Question

Find f(x) if f'(x)= (2x+sqrt(x))/(x), f(1)=3

step by step.. I don't know how to solve these

Answer 1

@zepdrix desperate need of help D;

Answer 2

Are you familiar with the integral notation yet? :D

Answer 3

not at all D; and my exam is in 3 hours... uhhh oh

Answer 4

Breaking up the fractions will help us a little bit.\[\huge \frac{2x+\sqrt x}{x} \quad \rightarrow \quad \frac{2x}{x}+\frac{\sqrt x}{x}\]

Answer 5

\[\huge =2+\frac{1}{\sqrt x}\]Understand how that second term changed?
Keep in mind, this is STILL f'(x), we have NOT anti-differentiated yet.

Answer 6

wait how'd you go from 2x/x+sqrt(x)/x to 2+1/sqrt(x)

Answer 7

See where the 2 is coming from? x divided by x.
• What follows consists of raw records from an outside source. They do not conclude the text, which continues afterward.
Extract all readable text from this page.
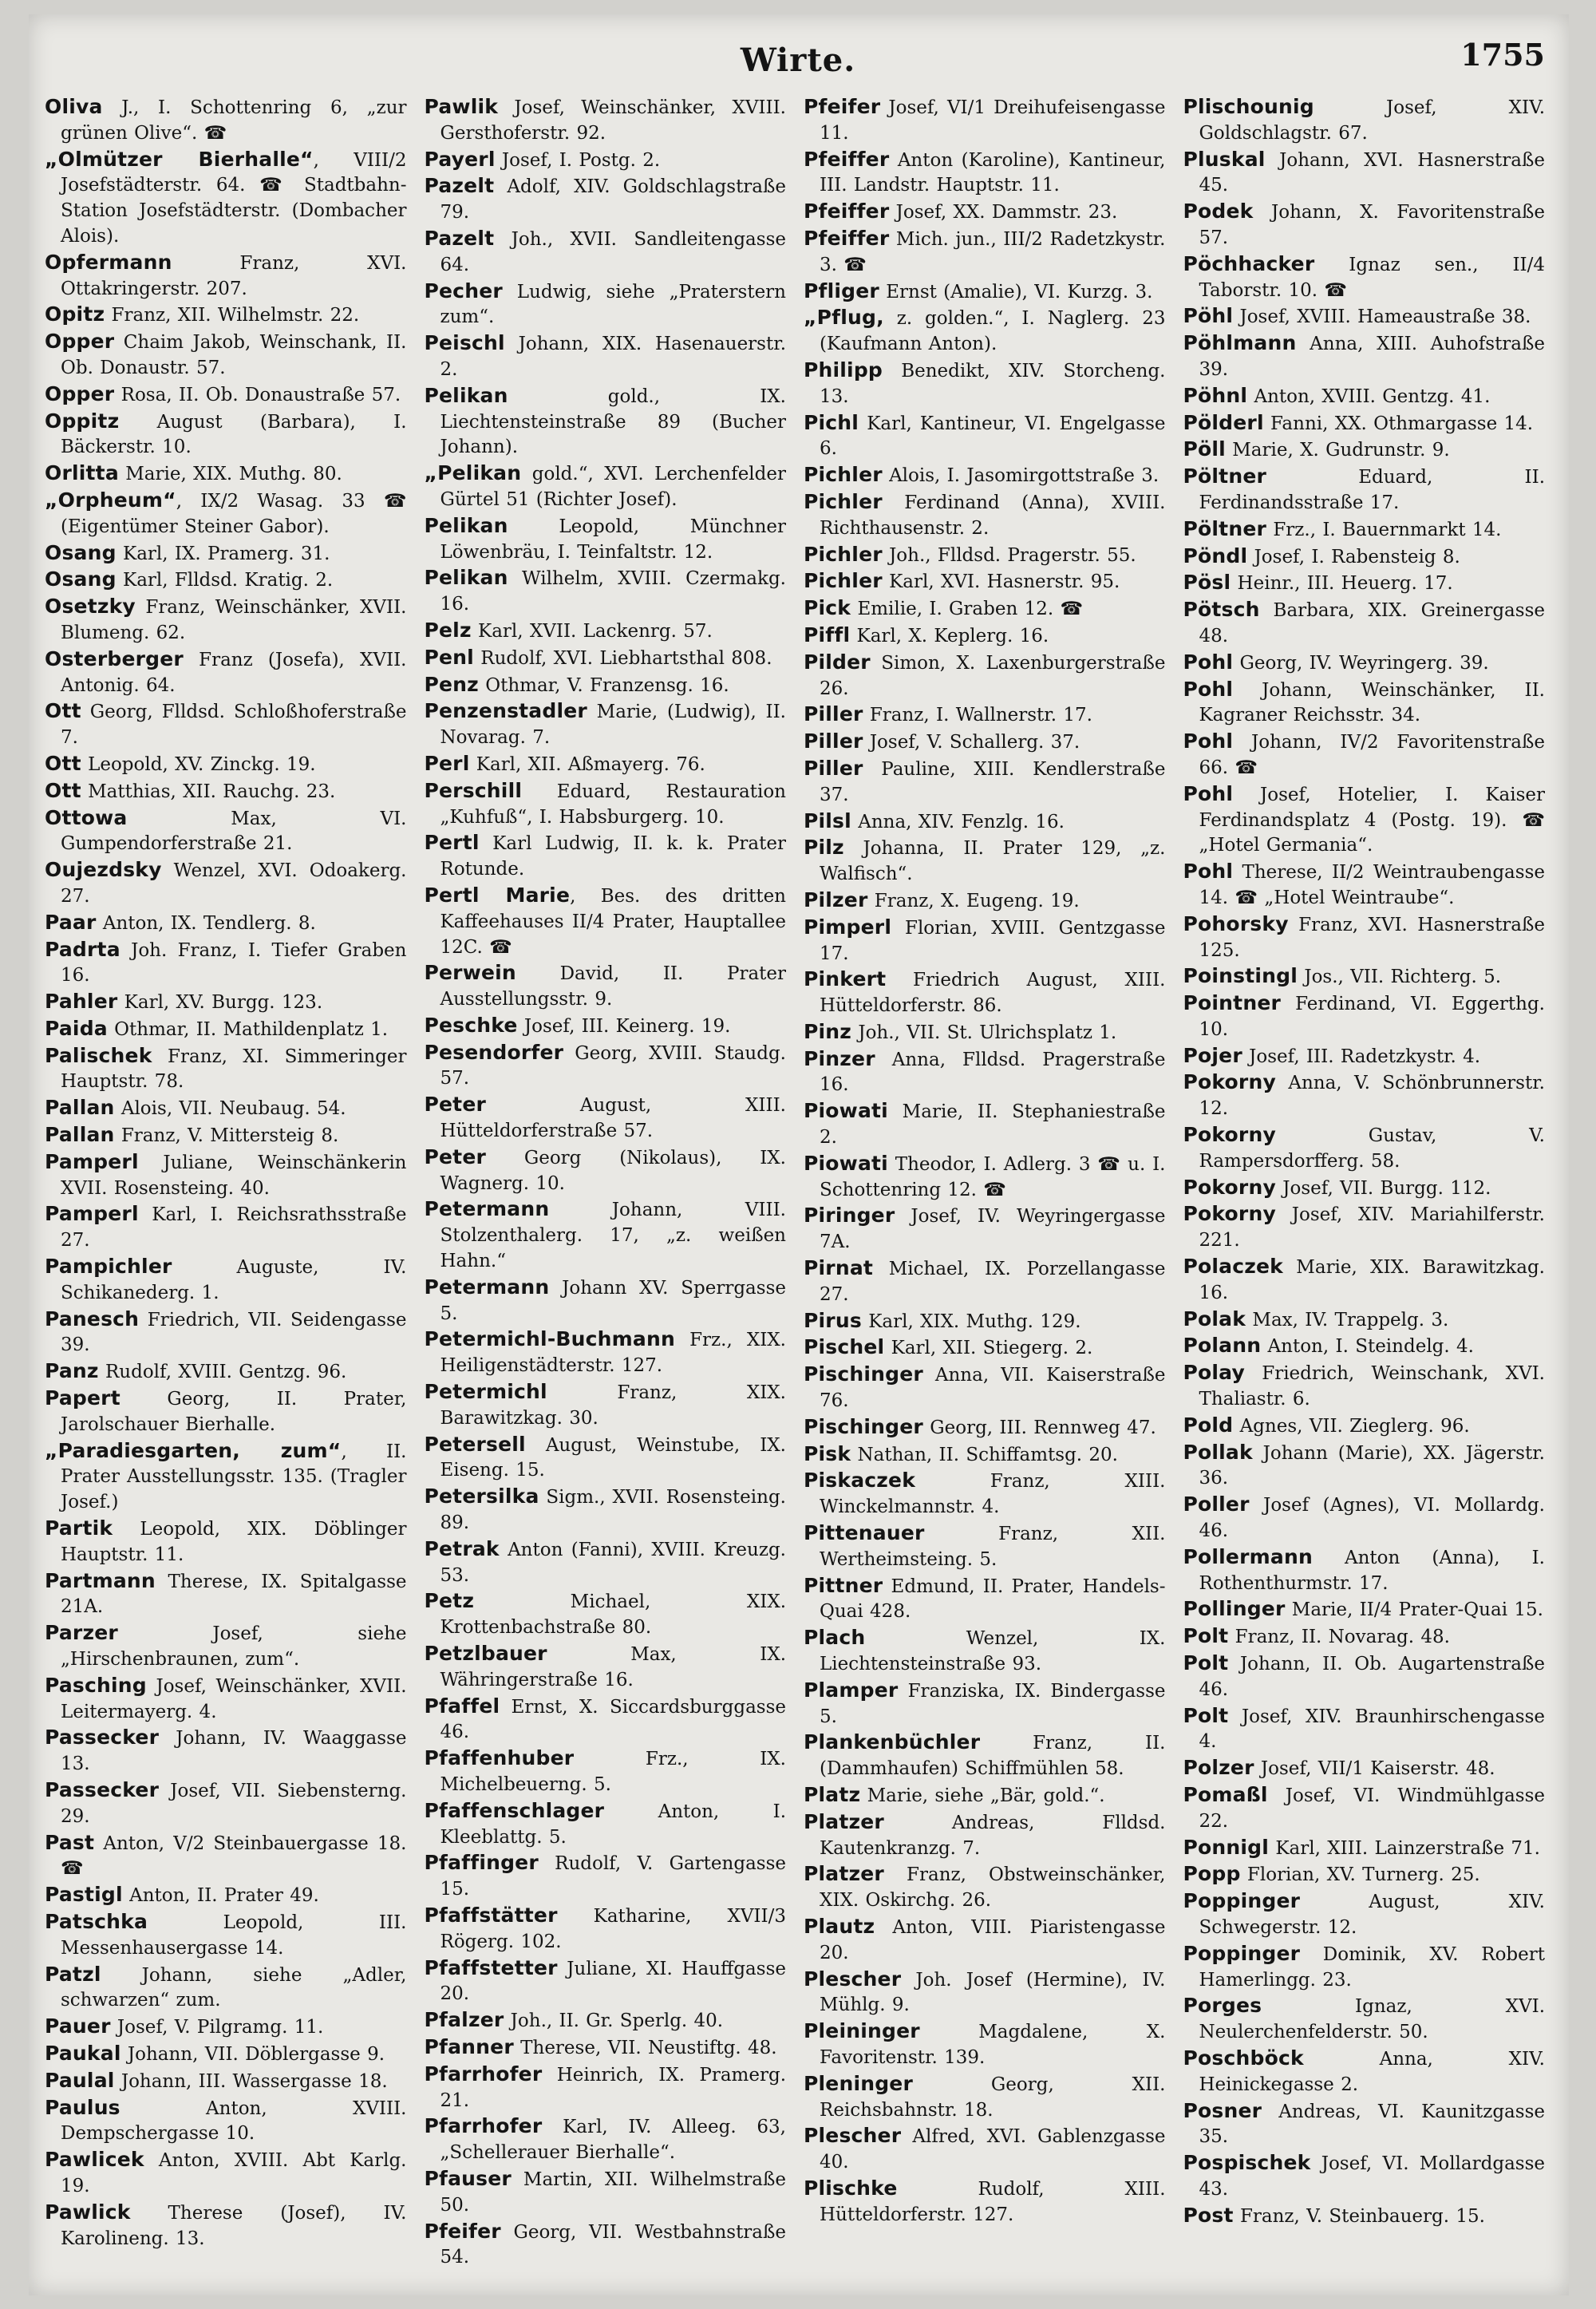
Wirte.	1755
Oliva J., I. Schottenring 6, „zur grünen Olive“. ☎
„Olmützer Bierhalle“, VIII/2 Josefstädterstr. 64. ☎ Stadtbahn-Station Josefstädterstr. (Dombacher Alois).
Opfermann Franz, XVI. Ottakringerstr. 207.
Opitz Franz, XII. Wilhelmstr. 22.
Opper Chaim Jakob, Weinschank, II. Ob. Donaustr. 57.
Opper Rosa, II. Ob. Donaustraße 57.
Oppitz August (Barbara), I. Bäckerstr. 10.
Orlitta Marie, XIX. Muthg. 80.
„Orpheum“, IX/2 Wasag. 33 ☎ (Eigentümer Steiner Gabor).
Osang Karl, IX. Pramerg. 31.
Osang Karl, Flldsd. Kratig. 2.
Osetzky Franz, Weinschänker, XVII. Blumeng. 62.
Osterberger Franz (Josefa), XVII. Antonig. 64.
Ott Georg, Flldsd. Schloßhoferstraße 7.
Ott Leopold, XV. Zinckg. 19.
Ott Matthias, XII. Rauchg. 23.
Ottowa Max, VI. Gumpendorferstraße 21.
Oujezdsky Wenzel, XVI. Odoakerg. 27.
Paar Anton, IX. Tendlerg. 8.
Padrta Joh. Franz, I. Tiefer Graben 16.
Pahler Karl, XV. Burgg. 123.
Paida Othmar, II. Mathildenplatz 1.
Palischek Franz, XI. Simmeringer Hauptstr. 78.
Pallan Alois, VII. Neubaug. 54.
Pallan Franz, V. Mittersteig 8.
Pamperl Juliane, Weinschänkerin XVII. Rosensteing. 40.
Pamperl Karl, I. Reichsrathsstraße 27.
Pampichler Auguste, IV. Schikanederg. 1.
Panesch Friedrich, VII. Seidengasse 39.
Panz Rudolf, XVIII. Gentzg. 96.
Papert Georg, II. Prater, Jarolschauer Bierhalle.
„Paradiesgarten, zum“, II. Prater Ausstellungsstr. 135. (Tragler Josef.)
Partik Leopold, XIX. Döblinger Hauptstr. 11.
Partmann Therese, IX. Spitalgasse 21A.
Parzer Josef, siehe „Hirschenbraunen, zum“.
Pasching Josef, Weinschänker, XVII. Leitermayerg. 4.
Passecker Johann, IV. Waaggasse 13.
Passecker Josef, VII. Siebensterng. 29.
Past Anton, V/2 Steinbauergasse 18. ☎
Pastigl Anton, II. Prater 49.
Patschka Leopold, III. Messenhausergasse 14.
Patzl Johann, siehe „Adler, schwarzen“ zum.
Pauer Josef, V. Pilgramg. 11.
Paukal Johann, VII. Döblergasse 9.
Paulal Johann, III. Wassergasse 18.
Paulus Anton, XVIII. Dempschergasse 10.
Pawlicek Anton, XVIII. Abt Karlg. 19.
Pawlick Therese (Josef), IV. Karolineng. 13.
Pawlik Josef, Weinschänker, XVIII. Gersthoferstr. 92.
Payerl Josef, I. Postg. 2.
Pazelt Adolf, XIV. Goldschlagstraße 79.
Pazelt Joh., XVII. Sandleitengasse 64.
Pecher Ludwig, siehe „Praterstern zum“.
Peischl Johann, XIX. Hasenauerstr. 2.
Pelikan gold., IX. Liechtensteinstraße 89 (Bucher Johann).
„Pelikan gold.“, XVI. Lerchenfelder Gürtel 51 (Richter Josef).
Pelikan Leopold, Münchner Löwenbräu, I. Teinfaltstr. 12.
Pelikan Wilhelm, XVIII. Czermakg. 16.
Pelz Karl, XVII. Lackenrg. 57.
Penl Rudolf, XVI. Liebhartsthal 808.
Penz Othmar, V. Franzensg. 16.
Penzenstadler Marie, (Ludwig), II. Novarag. 7.
Perl Karl, XII. Aßmayerg. 76.
Perschill Eduard, Restauration „Kuhfuß“, I. Habsburgerg. 10.
Pertl Karl Ludwig, II. k. k. Prater Rotunde.
Pertl Marie, Bes. des dritten Kaffeehauses II/4 Prater, Hauptallee 12C. ☎
Perwein David, II. Prater Ausstellungsstr. 9.
Peschke Josef, III. Keinerg. 19.
Pesendorfer Georg, XVIII. Staudg. 57.
Peter August, XIII. Hütteldorferstraße 57.
Peter Georg (Nikolaus), IX. Wagnerg. 10.
Petermann Johann, VIII. Stolzenthalerg. 17, „z. weißen Hahn.“
Petermann Johann XV. Sperrgasse 5.
Petermichl-Buchmann Frz., XIX. Heiligenstädterstr. 127.
Petermichl Franz, XIX. Barawitzkag. 30.
Petersell August, Weinstube, IX. Eiseng. 15.
Petersilka Sigm., XVII. Rosensteing. 89.
Petrak Anton (Fanni), XVIII. Kreuzg. 53.
Petz Michael, XIX. Krottenbachstraße 80.
Petzlbauer Max, IX. Währingerstraße 16.
Pfaffel Ernst, X. Siccardsburggasse 46.
Pfaffenhuber Frz., IX. Michelbeuerng. 5.
Pfaffenschlager Anton, I. Kleeblattg. 5.
Pfaffinger Rudolf, V. Gartengasse 15.
Pfaffstätter Katharine, XVII/3 Rögerg. 102.
Pfaffstetter Juliane, XI. Hauffgasse 20.
Pfalzer Joh., II. Gr. Sperlg. 40.
Pfanner Therese, VII. Neustiftg. 48.
Pfarrhofer Heinrich, IX. Pramerg. 21.
Pfarrhofer Karl, IV. Alleeg. 63, „Schellerauer Bierhalle“.
Pfauser Martin, XII. Wilhelmstraße 50.
Pfeifer Georg, VII. Westbahnstraße 54.
Pfeifer Josef, VI/1 Dreihufeisengasse 11.
Pfeiffer Anton (Karoline), Kantineur, III. Landstr. Hauptstr. 11.
Pfeiffer Josef, XX. Dammstr. 23.
Pfeiffer Mich. jun., III/2 Radetzkystr. 3. ☎
Pfliger Ernst (Amalie), VI. Kurzg. 3.
„Pflug, z. golden.“, I. Naglerg. 23 (Kaufmann Anton).
Philipp Benedikt, XIV. Storcheng. 13.
Pichl Karl, Kantineur, VI. Engelgasse 6.
Pichler Alois, I. Jasomirgottstraße 3.
Pichler Ferdinand (Anna), XVIII. Richthausenstr. 2.
Pichler Joh., Flldsd. Pragerstr. 55.
Pichler Karl, XVI. Hasnerstr. 95.
Pick Emilie, I. Graben 12. ☎
Piffl Karl, X. Keplerg. 16.
Pilder Simon, X. Laxenburgerstraße 26.
Piller Franz, I. Wallnerstr. 17.
Piller Josef, V. Schallerg. 37.
Piller Pauline, XIII. Kendlerstraße 37.
Pilsl Anna, XIV. Fenzlg. 16.
Pilz Johanna, II. Prater 129, „z. Walfisch“.
Pilzer Franz, X. Eugeng. 19.
Pimperl Florian, XVIII. Gentzgasse 17.
Pinkert Friedrich August, XIII. Hütteldorferstr. 86.
Pinz Joh., VII. St. Ulrichsplatz 1.
Pinzer Anna, Flldsd. Pragerstraße 16.
Piowati Marie, II. Stephaniestraße 2.
Piowati Theodor, I. Adlerg. 3 ☎ u. I. Schottenring 12. ☎
Piringer Josef, IV. Weyringergasse 7A.
Pirnat Michael, IX. Porzellangasse 27.
Pirus Karl, XIX. Muthg. 129.
Pischel Karl, XII. Stiegerg. 2.
Pischinger Anna, VII. Kaiserstraße 76.
Pischinger Georg, III. Rennweg 47.
Pisk Nathan, II. Schiffamtsg. 20.
Piskaczek Franz, XIII. Winckelmannstr. 4.
Pittenauer Franz, XII. Wertheimsteing. 5.
Pittner Edmund, II. Prater, Handels-Quai 428.
Plach Wenzel, IX. Liechtensteinstraße 93.
Plamper Franziska, IX. Bindergasse 5.
Plankenbüchler Franz, II. (Dammhaufen) Schiffmühlen 58.
Platz Marie, siehe „Bär, gold.“.
Platzer Andreas, Flldsd. Kautenkranzg. 7.
Platzer Franz, Obstweinschänker, XIX. Oskirchg. 26.
Plautz Anton, VIII. Piaristengasse 20.
Plescher Joh. Josef (Hermine), IV. Mühlg. 9.
Pleininger Magdalene, X. Favoritenstr. 139.
Pleninger Georg, XII. Reichsbahnstr. 18.
Plescher Alfred, XVI. Gablenzgasse 40.
Plischke Rudolf, XIII. Hütteldorferstr. 127.
Plischounig Josef, XIV. Goldschlagstr. 67.
Pluskal Johann, XVI. Hasnerstraße 45.
Podek Johann, X. Favoritenstraße 57.
Pöchhacker Ignaz sen., II/4 Taborstr. 10. ☎
Pöhl Josef, XVIII. Hameaustraße 38.
Pöhlmann Anna, XIII. Auhofstraße 39.
Pöhnl Anton, XVIII. Gentzg. 41.
Pölderl Fanni, XX. Othmargasse 14.
Pöll Marie, X. Gudrunstr. 9.
Pöltner Eduard, II. Ferdinandsstraße 17.
Pöltner Frz., I. Bauernmarkt 14.
Pöndl Josef, I. Rabensteig 8.
Pösl Heinr., III. Heuerg. 17.
Pötsch Barbara, XIX. Greinergasse 48.
Pohl Georg, IV. Weyringerg. 39.
Pohl Johann, Weinschänker, II. Kagraner Reichsstr. 34.
Pohl Johann, IV/2 Favoritenstraße 66. ☎
Pohl Josef, Hotelier, I. Kaiser Ferdinandsplatz 4 (Postg. 19). ☎ „Hotel Germania“.
Pohl Therese, II/2 Weintraubengasse 14. ☎ „Hotel Weintraube“.
Pohorsky Franz, XVI. Hasnerstraße 125.
Poinstingl Jos., VII. Richterg. 5.
Pointner Ferdinand, VI. Eggerthg. 10.
Pojer Josef, III. Radetzkystr. 4.
Pokorny Anna, V. Schönbrunnerstr. 12.
Pokorny Gustav, V. Rampersdorfferg. 58.
Pokorny Josef, VII. Burgg. 112.
Pokorny Josef, XIV. Mariahilferstr. 221.
Polaczek Marie, XIX. Barawitzkag. 16.
Polak Max, IV. Trappelg. 3.
Polann Anton, I. Steindelg. 4.
Polay Friedrich, Weinschank, XVI. Thaliastr. 6.
Pold Agnes, VII. Zieglerg. 96.
Pollak Johann (Marie), XX. Jägerstr. 36.
Poller Josef (Agnes), VI. Mollardg. 46.
Pollermann Anton (Anna), I. Rothenthurmstr. 17.
Pollinger Marie, II/4 Prater-Quai 15.
Polt Franz, II. Novarag. 48.
Polt Johann, II. Ob. Augartenstraße 46.
Polt Josef, XIV. Braunhirschengasse 4.
Polzer Josef, VII/1 Kaiserstr. 48.
Pomaßl Josef, VI. Windmühlgasse 22.
Ponnigl Karl, XIII. Lainzerstraße 71.
Popp Florian, XV. Turnerg. 25.
Poppinger August, XIV. Schwegerstr. 12.
Poppinger Dominik, XV. Robert Hamerlingg. 23.
Porges Ignaz, XVI. Neulerchenfelderstr. 50.
Poschböck Anna, XIV. Heinickegasse 2.
Posner Andreas, VI. Kaunitzgasse 35.
Pospischek Josef, VI. Mollardgasse 43.
Post Franz, V. Steinbauerg. 15.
The other one is a little bit tricky.

Answer 8

\[\huge \frac{\sqrt x}{x}\qquad \rightarrow \qquad \frac{\sqrt x}{\sqrt x\cdot \sqrt x}\]

Answer 9

If the second term is giving you a lot of trouble, converting to fractional exponents might help.

Answer 10

I get the 2x/x part now.. not the sqt(x) is confusing me?

Answer 11

Try writing the X's with fractional exponents, does it make it a lil easier to understand? :O
You have to remember your rules of exponents though. When dividing, you SUBTRACT the exponents.